A COBOL parser and Mainframe/EBCDIC data source for Apache Spark
Apache License 2.0
138 stars 78 forks source link

FILLER fileds not showing up when a Particular parent field has only FILLER with child #510

Closed anu17011993 closed 2 years ago

anu17011993 commented 2 years ago

Describe the bug

We have a scenario where the Copybook has FILLER OCCURS under a particular parent and there are child fields under FILLER OCCURS but the schema that we get after reading dataframe does not have these fields (CHILD1, CHILD2).

Copybook (if possible)

01 RECORD.
    03 PARENT2.
        05 FIELD1   PICX(65).
        05 FIELD2.
            07 FILLER OCCURS 12 TIMES.
                10 CHILD1 PIC S9(7) COMP-3.
                10 CHILD2 PIC S99V99999 COMP-3.
        05 FIELD3 PIC X.

The final schema of dataframe looks like this |--RECORD |--PARENT2 |--FIELD1 |--FIELD3

Now if the FILLER OCCURS 12 TIMES has any siblings with it under the same parent FIELD2 as in the below copybook then the FILLER field shows up in the dataframe.

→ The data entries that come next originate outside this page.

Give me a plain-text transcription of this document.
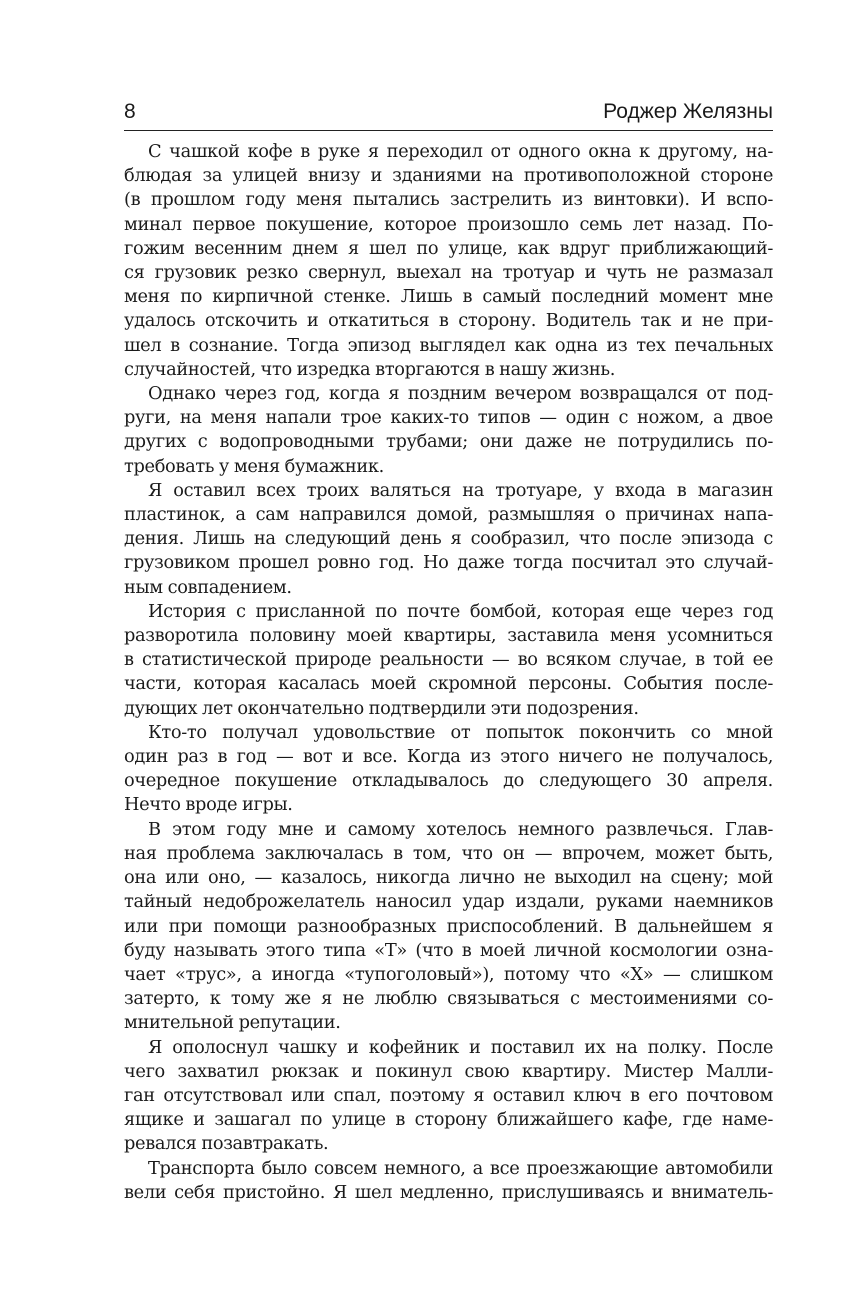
8	Роджер Желязны

С чашкой кофе в руке я переходил от одного окна к другому, на-
блюдая за улицей внизу и зданиями на противоположной стороне
(в прошлом году меня пытались застрелить из винтовки). И вспо-
минал первое покушение, которое произошло семь лет назад. По-
гожим весенним днем я шел по улице, как вдруг приближающий-
ся грузовик резко свернул, выехал на тротуар и чуть не размазал
меня по кирпичной стенке. Лишь в самый последний момент мне
удалось отскочить и откатиться в сторону. Водитель так и не при-
шел в сознание. Тогда эпизод выглядел как одна из тех печальных
случайностей, что изредка вторгаются в нашу жизнь.

Однако через год, когда я поздним вечером возвращался от под-
руги, на меня напали трое каких-то типов — один с ножом, а двое
других с водопроводными трубами; они даже не потрудились по-
требовать у меня бумажник.

Я оставил всех троих валяться на тротуаре, у входа в магазин
пластинок, а сам направился домой, размышляя о причинах напа-
дения. Лишь на следующий день я сообразил, что после эпизода с
грузовиком прошел ровно год. Но даже тогда посчитал это случай-
ным совпадением.

История с присланной по почте бомбой, которая еще через год
разворотила половину моей квартиры, заставила меня усомниться
в статистической природе реальности — во всяком случае, в той ее
части, которая касалась моей скромной персоны. События после-
дующих лет окончательно подтвердили эти подозрения.

Кто-то получал удовольствие от попыток покончить со мной
один раз в год — вот и все. Когда из этого ничего не получалось,
очередное покушение откладывалось до следующего 30 апреля.
Нечто вроде игры.

В этом году мне и самому хотелось немного развлечься. Глав-
ная проблема заключалась в том, что он — впрочем, может быть,
она или оно, — казалось, никогда лично не выходил на сцену; мой
тайный недоброжелатель наносил удар издали, руками наемников
или при помощи разнообразных приспособлений. В дальнейшем я
буду называть этого типа «Т» (что в моей личной космологии озна-
чает «трус», а иногда «тупоголовый»), потому что «Х» — слишком
затерто, к тому же я не люблю связываться с местоимениями со-
мнительной репутации.

Я ополоснул чашку и кофейник и поставил их на полку. После
чего захватил рюкзак и покинул свою квартиру. Мистер Малли-
ган отсутствовал или спал, поэтому я оставил ключ в его почтовом
ящике и зашагал по улице в сторону ближайшего кафе, где наме-
ревался позавтракать.

Транспорта было совсем немного, а все проезжающие автомобили
вели себя пристойно. Я шел медленно, прислушиваясь и вниматель-
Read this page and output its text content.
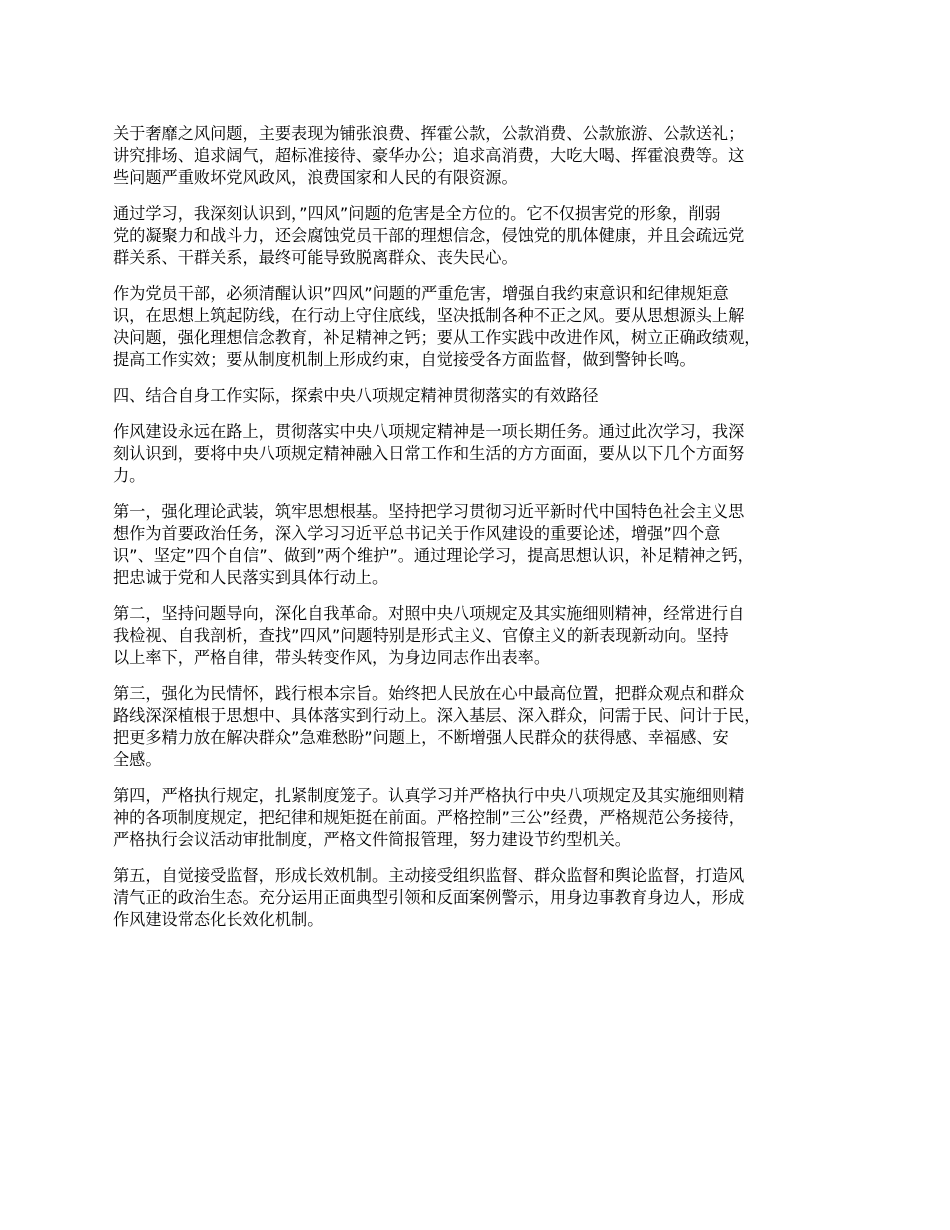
关于奢靡之风问题，主要表现为铺张浪费、挥霍公款，公款消费、公款旅游、公款送礼；
讲究排场、追求阔气，超标准接待、豪华办公；追求高消费，大吃大喝、挥霍浪费等。这
些问题严重败坏党风政风，浪费国家和人民的有限资源。

通过学习，我深刻认识到，”四风”问题的危害是全方位的。它不仅损害党的形象，削弱
党的凝聚力和战斗力，还会腐蚀党员干部的理想信念，侵蚀党的肌体健康，并且会疏远党
群关系、干群关系，最终可能导致脱离群众、丧失民心。

作为党员干部，必须清醒认识”四风”问题的严重危害，增强自我约束意识和纪律规矩意
识，在思想上筑起防线，在行动上守住底线，坚决抵制各种不正之风。要从思想源头上解
决问题，强化理想信念教育，补足精神之钙；要从工作实践中改进作风，树立正确政绩观，
提高工作实效；要从制度机制上形成约束，自觉接受各方面监督，做到警钟长鸣。

四、结合自身工作实际，探索中央八项规定精神贯彻落实的有效路径

作风建设永远在路上，贯彻落实中央八项规定精神是一项长期任务。通过此次学习，我深
刻认识到，要将中央八项规定精神融入日常工作和生活的方方面面，要从以下几个方面努
力。

第一，强化理论武装，筑牢思想根基。坚持把学习贯彻习近平新时代中国特色社会主义思
想作为首要政治任务，深入学习习近平总书记关于作风建设的重要论述，增强”四个意
识”、坚定”四个自信”、做到”两个维护”。通过理论学习，提高思想认识，补足精神之钙，
把忠诚于党和人民落实到具体行动上。

第二，坚持问题导向，深化自我革命。对照中央八项规定及其实施细则精神，经常进行自
我检视、自我剖析，查找”四风”问题特别是形式主义、官僚主义的新表现新动向。坚持
以上率下，严格自律，带头转变作风，为身边同志作出表率。

第三，强化为民情怀，践行根本宗旨。始终把人民放在心中最高位置，把群众观点和群众
路线深深植根于思想中、具体落实到行动上。深入基层、深入群众，问需于民、问计于民，
把更多精力放在解决群众”急难愁盼”问题上，不断增强人民群众的获得感、幸福感、安
全感。

第四，严格执行规定，扎紧制度笼子。认真学习并严格执行中央八项规定及其实施细则精
神的各项制度规定，把纪律和规矩挺在前面。严格控制”三公”经费，严格规范公务接待，
严格执行会议活动审批制度，严格文件简报管理，努力建设节约型机关。

第五，自觉接受监督，形成长效机制。主动接受组织监督、群众监督和舆论监督，打造风
清气正的政治生态。充分运用正面典型引领和反面案例警示，用身边事教育身边人，形成
作风建设常态化长效化机制。
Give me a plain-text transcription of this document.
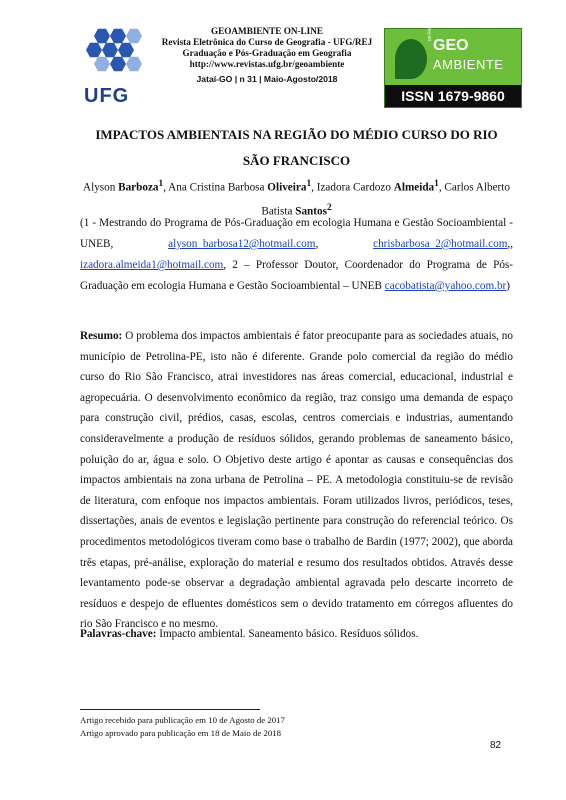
UFG
GEOAMBIENTE ON-LINE
Revista Eletrônica do Curso de Geografia - UFG/REJ
Graduação e Pós-Graduação em Geografia
http://www.revistas.ufg.br/geoambiente
Jataí-GO | n 31 | Maio-Agosto/2018
on-line
GEO
AMBIENTE
ISSN 1679-9860
IMPACTOS AMBIENTAIS NA REGIÃO DO MÉDIO CURSO DO RIO
SÃO FRANCISCO
Alyson Barboza$^1$, Ana Cristina Barbosa Oliveira$^1$, Izadora Cardozo Almeida$^1$, Carlos Alberto Batista Santos$^2$
(1 - Mestrando do Programa de Pós-Graduação em ecologia Humana e Gestão Socioambiental - UNEB, alyson_barbosa12@hotmail.com, chrisbarbosa_2@hotmail.com,, izadora.almeida1@hotmail.com, 2 – Professor Doutor, Coordenador do Programa de Pós-Graduação em ecologia Humana e Gestão Socioambiental – UNEB cacobatista@yahoo.com.br)
Resumo: O problema dos impactos ambientais é fator preocupante para as sociedades atuais, no município de Petrolina-PE, isto não é diferente. Grande polo comercial da região do médio curso do Rio São Francisco, atrai investidores nas áreas comercial, educacional, industrial e agropecuária. O desenvolvimento econômico da região, traz consigo uma demanda de espaço para construção civil, prédios, casas, escolas, centros comerciais e industrias, aumentando consideravelmente a produção de resíduos sólidos, gerando problemas de saneamento básico, poluição do ar, água e solo. O Objetivo deste artigo é apontar as causas e consequências dos impactos ambientais na zona urbana de Petrolina – PE. A metodologia constituiu-se de revisão de literatura, com enfoque nos impactos ambientais. Foram utilizados livros, periódicos, teses, dissertações, anais de eventos e legislação pertinente para construção do referencial teórico. Os procedimentos metodológicos tiveram como base o trabalho de Bardin (1977; 2002), que aborda três etapas, pré-análise, exploração do material e resumo dos resultados obtidos. Através desse levantamento pode-se observar a degradação ambiental agravada pelo descarte incorreto de resíduos e despejo de efluentes domésticos sem o devido tratamento em córregos afluentes do rio São Francisco e no mesmo.
Palavras-chave: Impacto ambiental. Saneamento básico. Resíduos sólidos.
Artigo recebido para publicação em 10 de Agosto de 2017
Artigo aprovado para publicação em 18 de Maio de 2018
82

But when it does not have any siblings under the parent then the fields don't show up even if we set drop_group_fillers and drop_value_fillers option to false.

01 RECORD.
    03 PARENT2.
        05 FIELD1   PICX(65).
        05 FIELD2.
            07 FILLER OCCURS 12 TIMES.
                10 CHILD1 PIC S9(7) COMP-3.
                10 CHILD2 PIC S99V99999 COMP-3.
            07 FIELD PIC X.
        05 FIELD3 PIC X.
yruslan commented 2 years ago

Thanks for the report. Will check. As a workaround for now you can rename the FILLER to, say, FILLER1.

anu17011993 commented 2 years ago

Thanks @yruslan

yruslan commented 2 years ago

This should be fixed in master. You can try it now by compiling it from the source or wait for the new release.